HEy any one know of any cds that have tracks of music you can free jam with?Not song you hear on the radio and such but made up song you can add you own stuff to, or solo to or whatever. I don't know what you would call it, but I know there are cds out there somewhere, just dont know where to ge them. any one ever herd of this?


----------



## kat_ (Jan 11, 2007)

Are you thinking of something for jamming over like Guitar Center - Guitar Center's King of the Blues 2010 ?

Or are you looking for samples that you can put together in a program like Garageband to create new songs? If that's the case search for samples.


----------



## Hamstrung (Sep 21, 2007)

Here's an online site that has a generator that plays a number of styles in various keys. They just keep looping so you can noodle your brains out!

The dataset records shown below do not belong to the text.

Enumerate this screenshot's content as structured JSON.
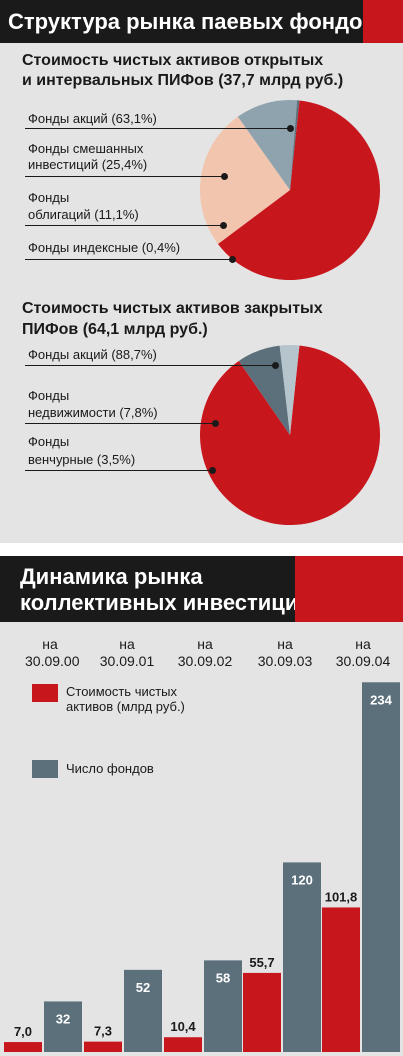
{
  "panel1": {
    "title": "Структура рынка паевых фондов",
    "open_funds": {
      "title_line1": "Стоимость чистых активов открытых",
      "title_line2": "и интервальных ПИФов  (37,7 млрд руб.)",
      "labels": [
        "Фонды акций (63,1%)",
        "Фонды смешанных",
        "инвестиций (25,4%)",
        "Фонды",
        "облигаций (11,1%)",
        "Фонды индексные (0,4%)"
      ]
    },
    "closed_funds": {
      "title_line1": "Стоимость чистых активов закрытых",
      "title_line2": "ПИФов (64,1 млрд руб.)",
      "labels": [
        "Фонды акций (88,7%)",
        "Фонды",
        "недвижимости (7,8%)",
        "Фонды",
        "венчурные (3,5%)"
      ]
    }
  },
  "panel2": {
    "title_line1": "Динамика рынка",
    "title_line2": "коллективных инвестиций",
    "legend": [
      "Стоимость чистых",
      "активов (млрд руб.)",
      "Число фондов"
    ]
  },
  "colors": {
    "red": "#c8161d",
    "peach": "#f1c5ae",
    "blue_gray": "#8fa3ae",
    "slate": "#5c707c",
    "light_slate": "#b6c4cc",
    "dark": "#1a1a1a",
    "panel_bg": "#e4e4e4"
  },
  "chart_data": [
    {
      "type": "pie",
      "title": "Стоимость чистых активов открытых и интервальных ПИФов  (37,7 млрд руб.)",
      "slices": [
        {
          "label": "Фонды акций",
          "value": 63.1,
          "color": "#c8161d"
        },
        {
          "label": "Фонды смешанных инвестиций",
          "value": 25.4,
          "color": "#f1c5ae"
        },
        {
          "label": "Фонды облигаций",
          "value": 11.1,
          "color": "#8fa3ae"
        },
        {
          "label": "Фонды индексные",
          "value": 0.4,
          "color": "#5c707c"
        }
      ]
    },
    {
      "type": "pie",
      "title": "Стоимость чистых активов закрытых ПИФов (64,1 млрд руб.)",
      "slices": [
        {
          "label": "Фонды акций",
          "value": 88.7,
          "color": "#c8161d"
        },
        {
          "label": "Фонды недвижимости",
          "value": 7.8,
          "color": "#5c707c"
        },
        {
          "label": "Фонды венчурные",
          "value": 3.5,
          "color": "#b6c4cc"
        }
      ]
    },
    {
      "type": "bar",
      "title": "Динамика рынка коллективных инвестиций",
      "categories": [
        "на\n30.09.00",
        "на\n30.09.01",
        "на\n30.09.02",
        "на\n30.09.03",
        "на\n30.09.04"
      ],
      "series": [
        {
          "name": "Стоимость чистых активов (млрд руб.)",
          "values": [
            7.0,
            7.3,
            10.4,
            55.7,
            101.8
          ],
          "labels": [
            "7,0",
            "7,3",
            "10,4",
            "55,7",
            "101,8"
          ],
          "color": "#c8161d"
        },
        {
          "name": "Число фондов",
          "values": [
            32,
            52,
            58,
            120,
            234
          ],
          "labels": [
            "32",
            "52",
            "58",
            "120",
            "234"
          ],
          "color": "#5c707c"
        }
      ]
    }
  ]
}
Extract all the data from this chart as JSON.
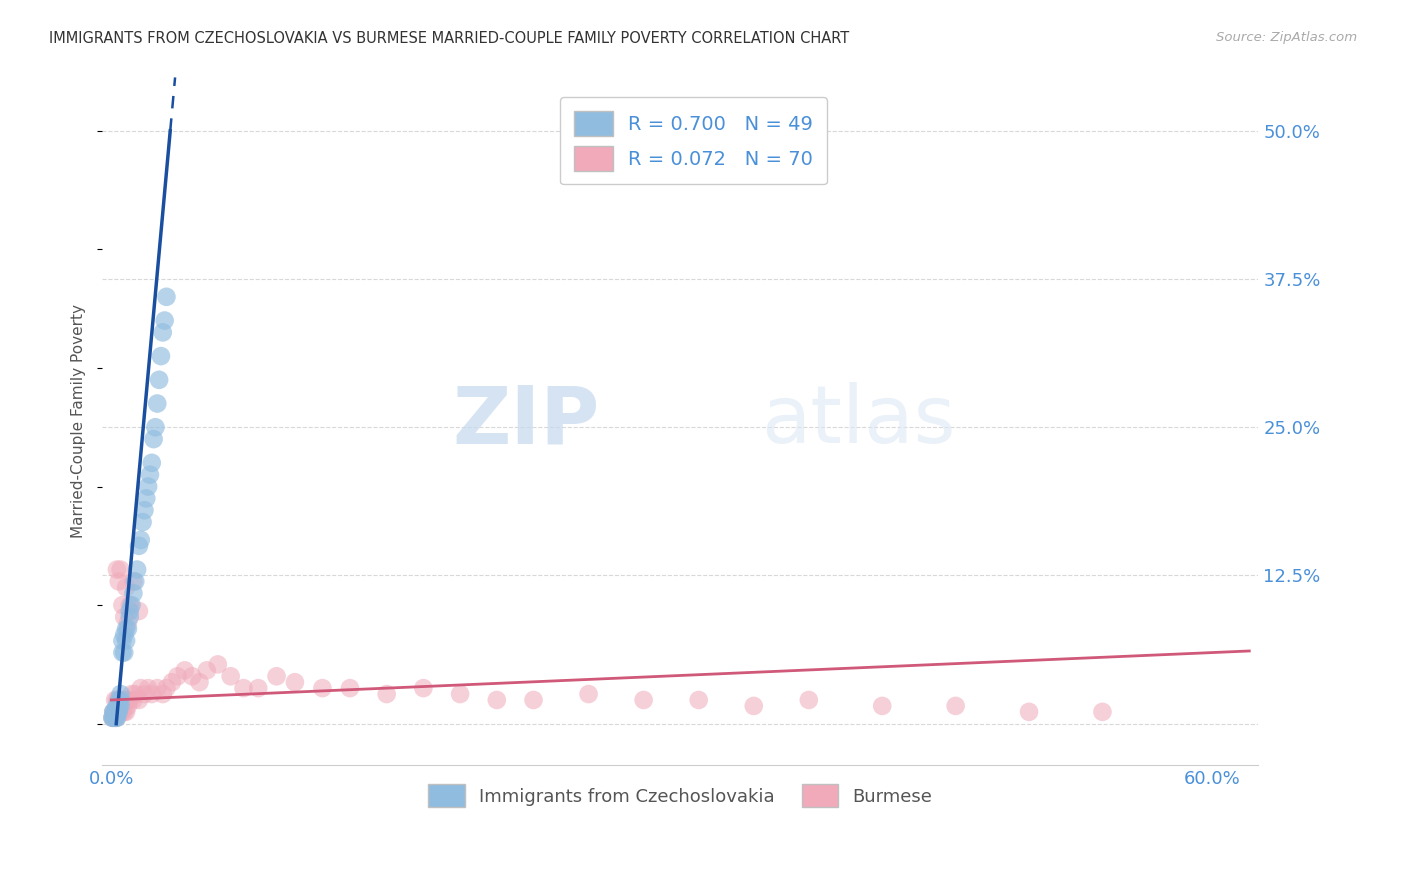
{
  "title": "IMMIGRANTS FROM CZECHOSLOVAKIA VS BURMESE MARRIED-COUPLE FAMILY POVERTY CORRELATION CHART",
  "source": "Source: ZipAtlas.com",
  "ylabel_label": "Married-Couple Family Poverty",
  "legend_entries": [
    {
      "label": "Immigrants from Czechoslovakia",
      "R": "0.700",
      "N": "49",
      "color": "#a8c8e8"
    },
    {
      "label": "Burmese",
      "R": "0.072",
      "N": "70",
      "color": "#f4b8c8"
    }
  ],
  "watermark_zip": "ZIP",
  "watermark_atlas": "atlas",
  "background_color": "#ffffff",
  "blue_color": "#4a90d9",
  "blue_scatter_color": "#90bce0",
  "pink_scatter_color": "#f0aaba",
  "blue_line_color": "#1a4fa0",
  "pink_line_color": "#d05878",
  "grid_color": "#d8d8d8",
  "czech_x": [
    0.0005,
    0.001,
    0.001,
    0.0015,
    0.0015,
    0.002,
    0.002,
    0.0025,
    0.0025,
    0.003,
    0.003,
    0.003,
    0.0035,
    0.0035,
    0.004,
    0.004,
    0.004,
    0.005,
    0.005,
    0.005,
    0.006,
    0.006,
    0.007,
    0.007,
    0.008,
    0.008,
    0.009,
    0.01,
    0.01,
    0.011,
    0.012,
    0.013,
    0.014,
    0.015,
    0.016,
    0.017,
    0.018,
    0.019,
    0.02,
    0.021,
    0.022,
    0.023,
    0.024,
    0.025,
    0.026,
    0.027,
    0.028,
    0.029,
    0.03
  ],
  "czech_y": [
    0.005,
    0.005,
    0.01,
    0.005,
    0.01,
    0.005,
    0.01,
    0.005,
    0.01,
    0.005,
    0.01,
    0.015,
    0.01,
    0.015,
    0.01,
    0.015,
    0.02,
    0.015,
    0.02,
    0.025,
    0.06,
    0.07,
    0.06,
    0.075,
    0.07,
    0.08,
    0.08,
    0.09,
    0.095,
    0.1,
    0.11,
    0.12,
    0.13,
    0.15,
    0.155,
    0.17,
    0.18,
    0.19,
    0.2,
    0.21,
    0.22,
    0.24,
    0.25,
    0.27,
    0.29,
    0.31,
    0.33,
    0.34,
    0.36
  ],
  "burmese_x": [
    0.0005,
    0.001,
    0.001,
    0.002,
    0.002,
    0.002,
    0.003,
    0.003,
    0.003,
    0.004,
    0.004,
    0.005,
    0.005,
    0.006,
    0.006,
    0.007,
    0.007,
    0.008,
    0.008,
    0.009,
    0.01,
    0.011,
    0.012,
    0.013,
    0.015,
    0.016,
    0.018,
    0.02,
    0.022,
    0.025,
    0.028,
    0.03,
    0.033,
    0.036,
    0.04,
    0.044,
    0.048,
    0.052,
    0.058,
    0.065,
    0.072,
    0.08,
    0.09,
    0.1,
    0.115,
    0.13,
    0.15,
    0.17,
    0.19,
    0.21,
    0.23,
    0.26,
    0.29,
    0.32,
    0.35,
    0.38,
    0.42,
    0.46,
    0.5,
    0.54,
    0.003,
    0.004,
    0.005,
    0.006,
    0.007,
    0.008,
    0.009,
    0.01,
    0.012,
    0.015
  ],
  "burmese_y": [
    0.005,
    0.005,
    0.01,
    0.005,
    0.01,
    0.02,
    0.005,
    0.01,
    0.02,
    0.01,
    0.02,
    0.01,
    0.02,
    0.01,
    0.015,
    0.01,
    0.02,
    0.01,
    0.02,
    0.015,
    0.02,
    0.025,
    0.02,
    0.025,
    0.02,
    0.03,
    0.025,
    0.03,
    0.025,
    0.03,
    0.025,
    0.03,
    0.035,
    0.04,
    0.045,
    0.04,
    0.035,
    0.045,
    0.05,
    0.04,
    0.03,
    0.03,
    0.04,
    0.035,
    0.03,
    0.03,
    0.025,
    0.03,
    0.025,
    0.02,
    0.02,
    0.025,
    0.02,
    0.02,
    0.015,
    0.02,
    0.015,
    0.015,
    0.01,
    0.01,
    0.13,
    0.12,
    0.13,
    0.1,
    0.09,
    0.115,
    0.085,
    0.1,
    0.12,
    0.095
  ],
  "xlim": [
    -0.005,
    0.625
  ],
  "ylim": [
    -0.035,
    0.545
  ],
  "yticks": [
    0.0,
    0.125,
    0.25,
    0.375,
    0.5
  ],
  "ytick_labels": [
    "",
    "12.5%",
    "25.0%",
    "37.5%",
    "50.0%"
  ],
  "xticks": [
    0.0,
    0.6
  ],
  "xtick_labels": [
    "0.0%",
    "60.0%"
  ]
}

JamCenter.com | Guitar Jam Tracks


----------



## Jocko (May 17, 2010)

Get a free download of Audacity then you can make up your own backing tracks. Start with a click track then add a rhythm track and thats you. You can leave result on your computer, send it to mp3 player or burn it to cd. The choice is yours.


----------



## ne1roc (Mar 4, 2006)

They are called Jam Tracks.,You can download a bunch here,

FREE Guitar Backing Tracks - Browse Downloads


----------



## jetavana (Feb 2, 2010)

thanks guys, you were all very helpfull.


----------